Singles should not be singling themselves out as the only "misfits". The loving RM couple married only once in the temple, serving in the Church and raising righteous children who in turn serve missions and marry in the temple, is an ideal family pattern to which we all must aspire. All who are faithful will attain this ideal either now or hereafter. However, looking around a strong, missionary-focused ward, I see loving couples but who are temple married, faithful couples whose children have gone inactive or rebellious, childless couples, members with health, physical and mental challenges that preclude full participation, singles who were never married, widows, widowers and divorcees, as well as a range of part member and part active couples and members struggling with worthiness issues.
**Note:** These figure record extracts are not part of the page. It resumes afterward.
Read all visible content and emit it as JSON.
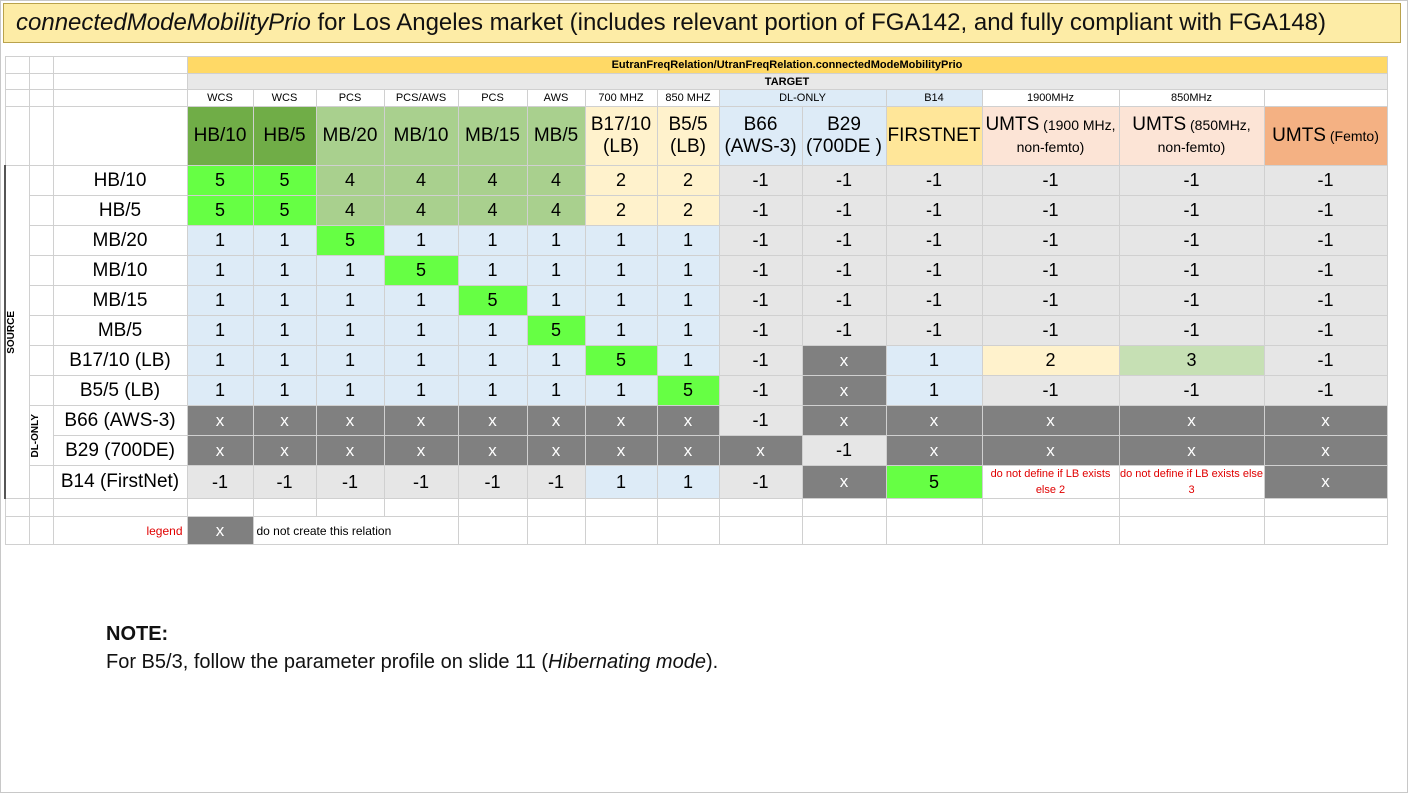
{
  "title": {
    "italic": "connectedModeMobilityPrio",
    "rest": " for Los Angeles market (includes relevant portion of FGA142, and fully compliant with FGA148)"
  },
  "header": {
    "parameter": "EutranFreqRelation/UtranFreqRelation.connectedModeMobilityPrio",
    "target": "TARGET",
    "source": "SOURCE",
    "dl_only": "DL-ONLY"
  },
  "groups": [
    "WCS",
    "WCS",
    "PCS",
    "PCS/AWS",
    "PCS",
    "AWS",
    "700 MHZ",
    "850 MHZ",
    "DL-ONLY",
    "B14",
    "1900MHz",
    "850MHz"
  ],
  "columns": [
    {
      "label": "HB/10"
    },
    {
      "label": "HB/5"
    },
    {
      "label": "MB/20"
    },
    {
      "label": "MB/10"
    },
    {
      "label": "MB/15"
    },
    {
      "label": "MB/5"
    },
    {
      "label": "B17/10 (LB)"
    },
    {
      "label": "B5/5 (LB)"
    },
    {
      "label": "B66 (AWS-3)"
    },
    {
      "label": "B29 (700DE )"
    },
    {
      "label": "FIRSTNET"
    },
    {
      "label": "UMTS",
      "sub": " (1900 MHz, non-femto)"
    },
    {
      "label": "UMTS",
      "sub": " (850MHz, non-femto)"
    },
    {
      "label": "UMTS",
      "sub": " (Femto)"
    }
  ],
  "rows": [
    {
      "label": "HB/10",
      "cells": [
        "5",
        "5",
        "4",
        "4",
        "4",
        "4",
        "2",
        "2",
        "-1",
        "-1",
        "-1",
        "-1",
        "-1",
        "-1"
      ]
    },
    {
      "label": "HB/5",
      "cells": [
        "5",
        "5",
        "4",
        "4",
        "4",
        "4",
        "2",
        "2",
        "-1",
        "-1",
        "-1",
        "-1",
        "-1",
        "-1"
      ]
    },
    {
      "label": "MB/20",
      "cells": [
        "1",
        "1",
        "5",
        "1",
        "1",
        "1",
        "1",
        "1",
        "-1",
        "-1",
        "-1",
        "-1",
        "-1",
        "-1"
      ]
    },
    {
      "label": "MB/10",
      "cells": [
        "1",
        "1",
        "1",
        "5",
        "1",
        "1",
        "1",
        "1",
        "-1",
        "-1",
        "-1",
        "-1",
        "-1",
        "-1"
      ]
    },
    {
      "label": "MB/15",
      "cells": [
        "1",
        "1",
        "1",
        "1",
        "5",
        "1",
        "1",
        "1",
        "-1",
        "-1",
        "-1",
        "-1",
        "-1",
        "-1"
      ]
    },
    {
      "label": "MB/5",
      "cells": [
        "1",
        "1",
        "1",
        "1",
        "1",
        "5",
        "1",
        "1",
        "-1",
        "-1",
        "-1",
        "-1",
        "-1",
        "-1"
      ]
    },
    {
      "label": "B17/10 (LB)",
      "cells": [
        "1",
        "1",
        "1",
        "1",
        "1",
        "1",
        "5",
        "1",
        "-1",
        "x",
        "1",
        "2",
        "3",
        "-1"
      ]
    },
    {
      "label": "B5/5 (LB)",
      "cells": [
        "1",
        "1",
        "1",
        "1",
        "1",
        "1",
        "1",
        "5",
        "-1",
        "x",
        "1",
        "-1",
        "-1",
        "-1"
      ]
    },
    {
      "label": "B66 (AWS-3)",
      "cells": [
        "x",
        "x",
        "x",
        "x",
        "x",
        "x",
        "x",
        "x",
        "-1",
        "x",
        "x",
        "x",
        "x",
        "x"
      ]
    },
    {
      "label": "B29 (700DE)",
      "cells": [
        "x",
        "x",
        "x",
        "x",
        "x",
        "x",
        "x",
        "x",
        "x",
        "-1",
        "x",
        "x",
        "x",
        "x"
      ]
    },
    {
      "label": "B14 (FirstNet)",
      "cells": [
        "-1",
        "-1",
        "-1",
        "-1",
        "-1",
        "-1",
        "1",
        "1",
        "-1",
        "x",
        "5",
        "do not define if LB exists else 2",
        "do not define if LB exists else 3",
        "x"
      ]
    }
  ],
  "legend": {
    "label": "legend",
    "symbol": "x",
    "text": "do not create this relation"
  },
  "note": {
    "heading": "NOTE:",
    "pre": "For B5/3, follow the parameter profile on slide 11 (",
    "italic": "Hibernating mode",
    "post": ")."
  }
}
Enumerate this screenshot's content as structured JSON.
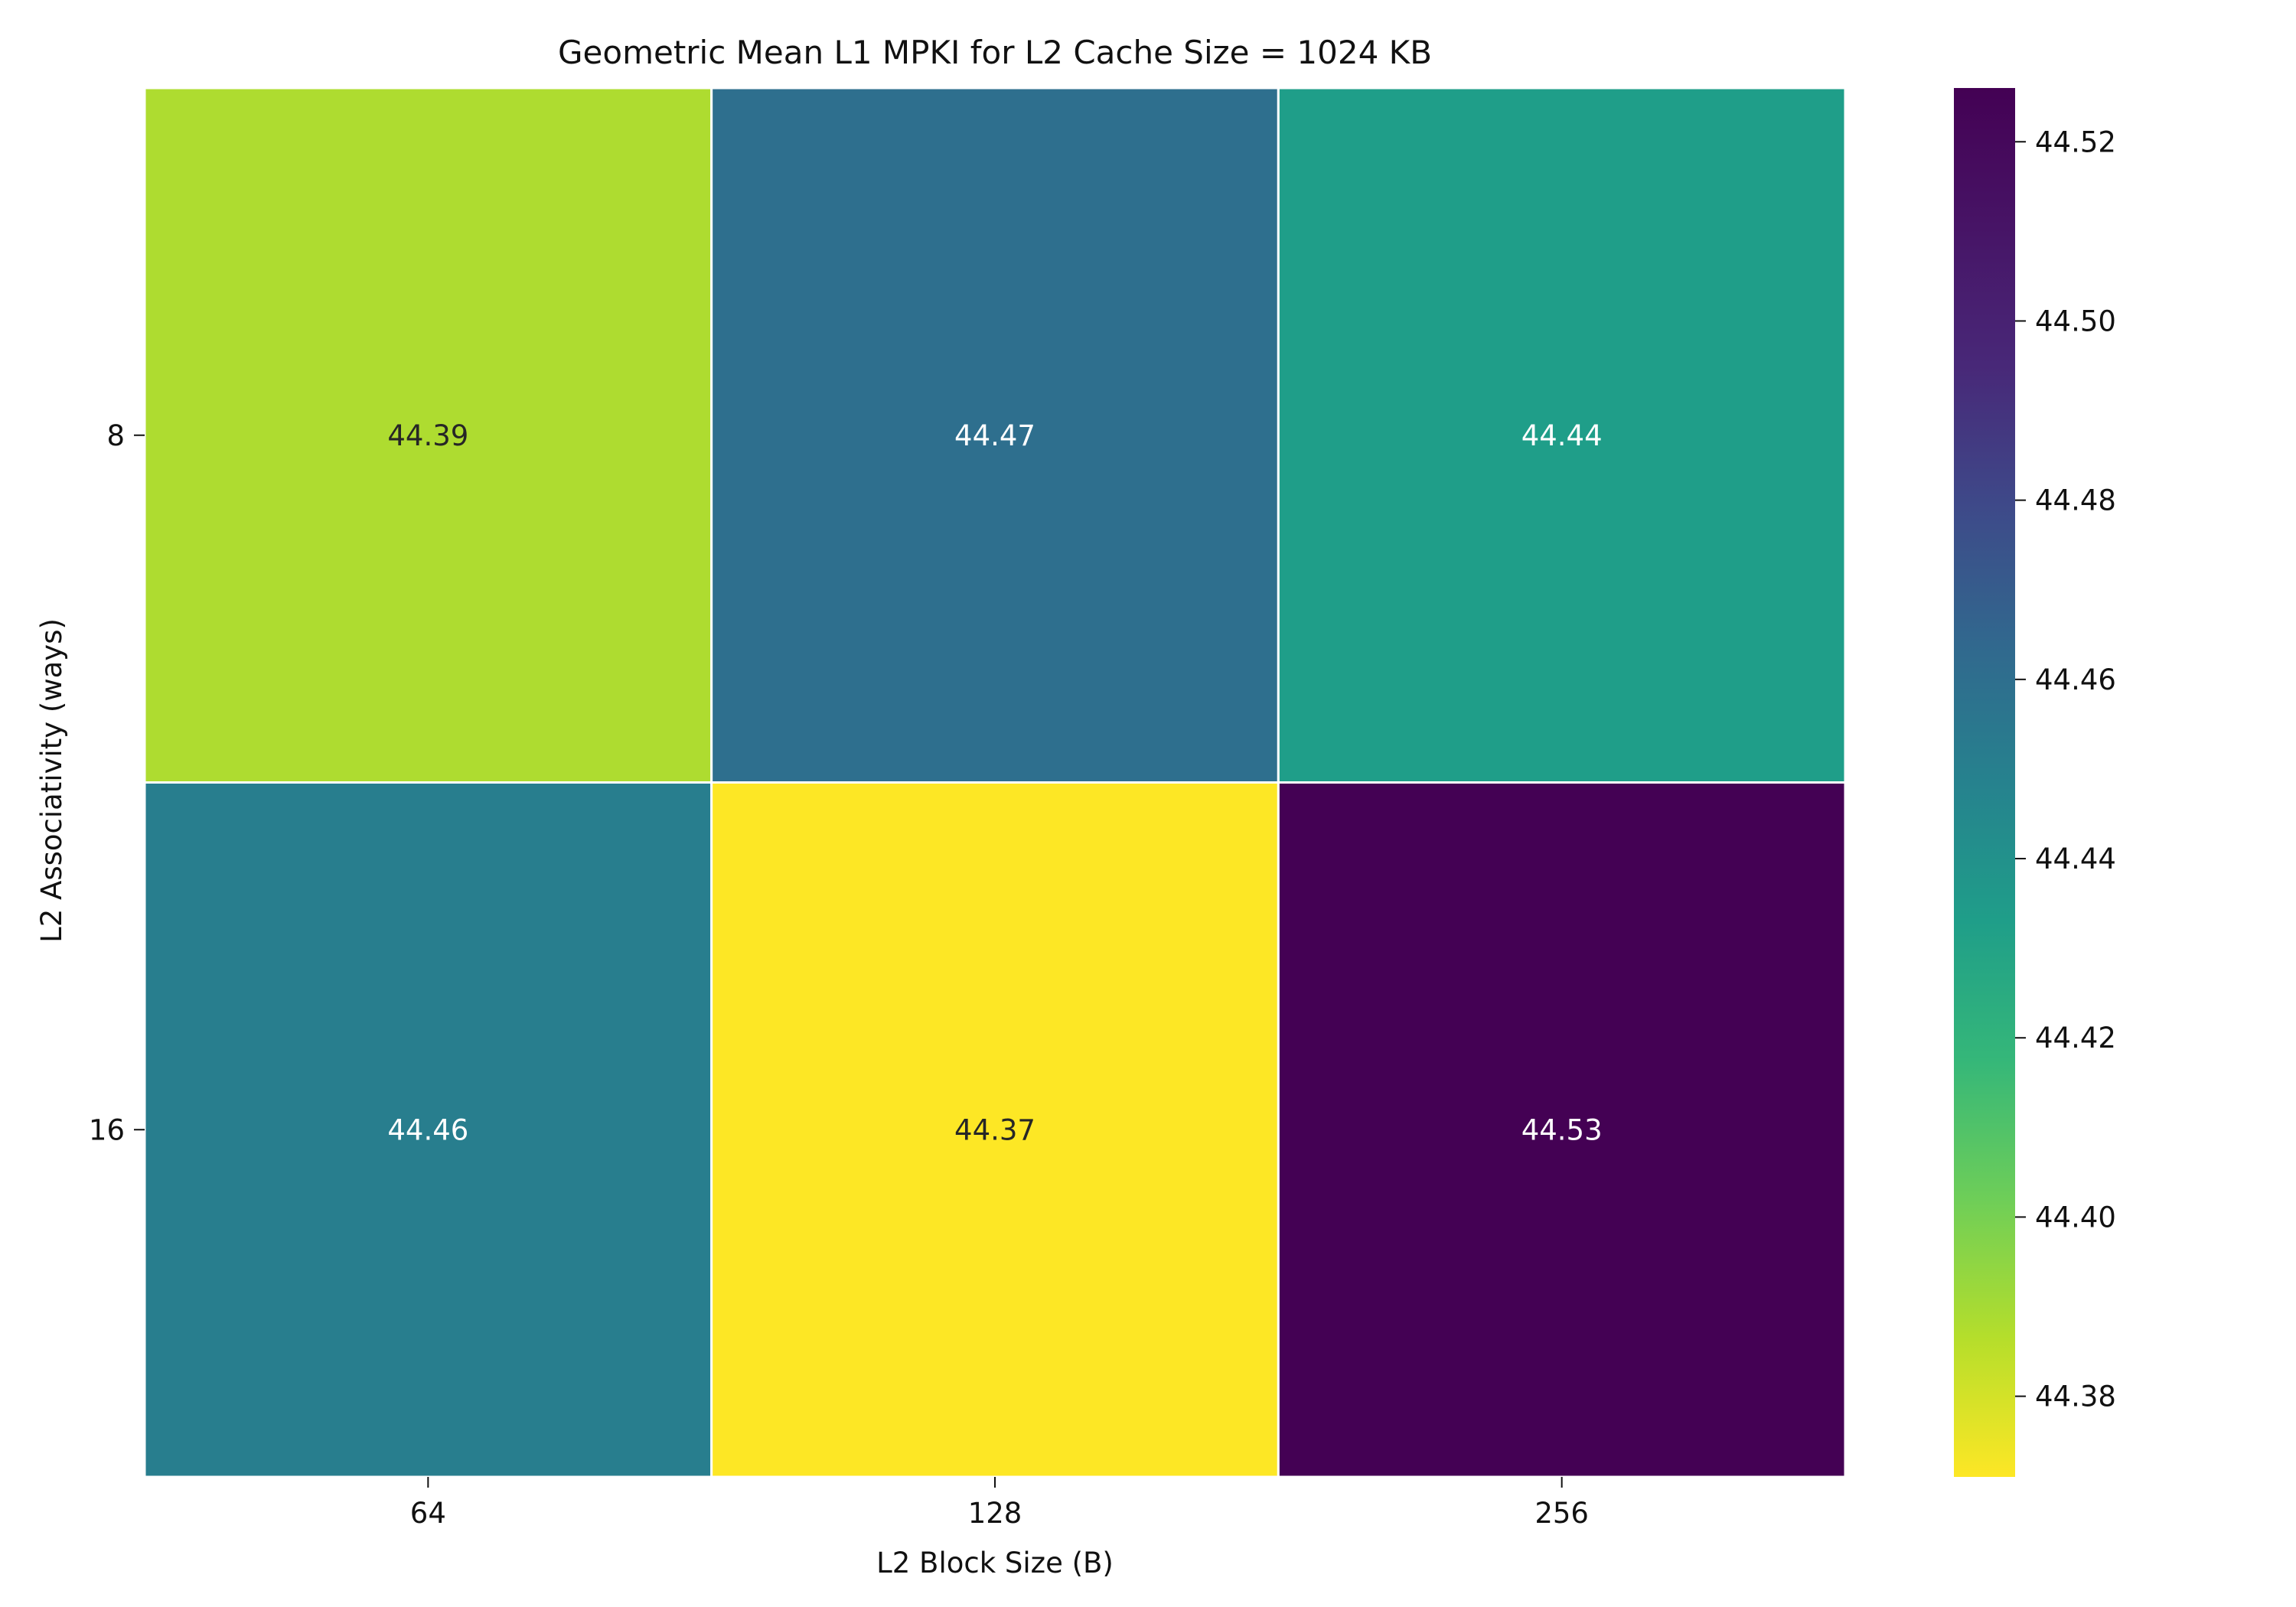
{
  "chart_data": {
    "type": "heatmap",
    "title": "Geometric Mean L1 MPKI for L2 Cache Size = 1024 KB",
    "xlabel": "L2 Block Size (B)",
    "ylabel": "L2 Associativity (ways)",
    "x_categories": [
      "64",
      "128",
      "256"
    ],
    "y_categories": [
      "8",
      "16"
    ],
    "values": [
      [
        44.39,
        44.47,
        44.44
      ],
      [
        44.46,
        44.37,
        44.53
      ]
    ],
    "colormap": "viridis (reversed)",
    "colorbar": {
      "min": 44.371,
      "max": 44.526,
      "ticks": [
        "44.38",
        "44.40",
        "44.42",
        "44.44",
        "44.46",
        "44.48",
        "44.50",
        "44.52"
      ]
    }
  }
}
In fact I know of only two families in the entire ward with mature children who fit the ideal pattern. Yes, we are a family-centered Church, but the ideal is something for which we all strive together. It is not just the singles who need patience, courage, faith and work.
being single
Posted by steve
from texas

I would be concur with Joe from Lakewood. Sometimes think that young people dont understand that everyone has faults and that we focus on the good in people instead of harping on the bad. Even though i may never understand why singles in the church arent as understanding and kind as non church singles i know the gospel is true. I do feel like a misfit because people are more concerned about whether im dating anyone or why im still single than my overall well being. Sometimes i feel like saying that if i didnt feel like i had to be perfect at 32 to get anyone worthwhile to show interest in me im sure things woud be different. I comfortable with myself and have recently started to love and embrace myself. I believe that one day this trial will be over and that i will have a family as long as i do whatever can.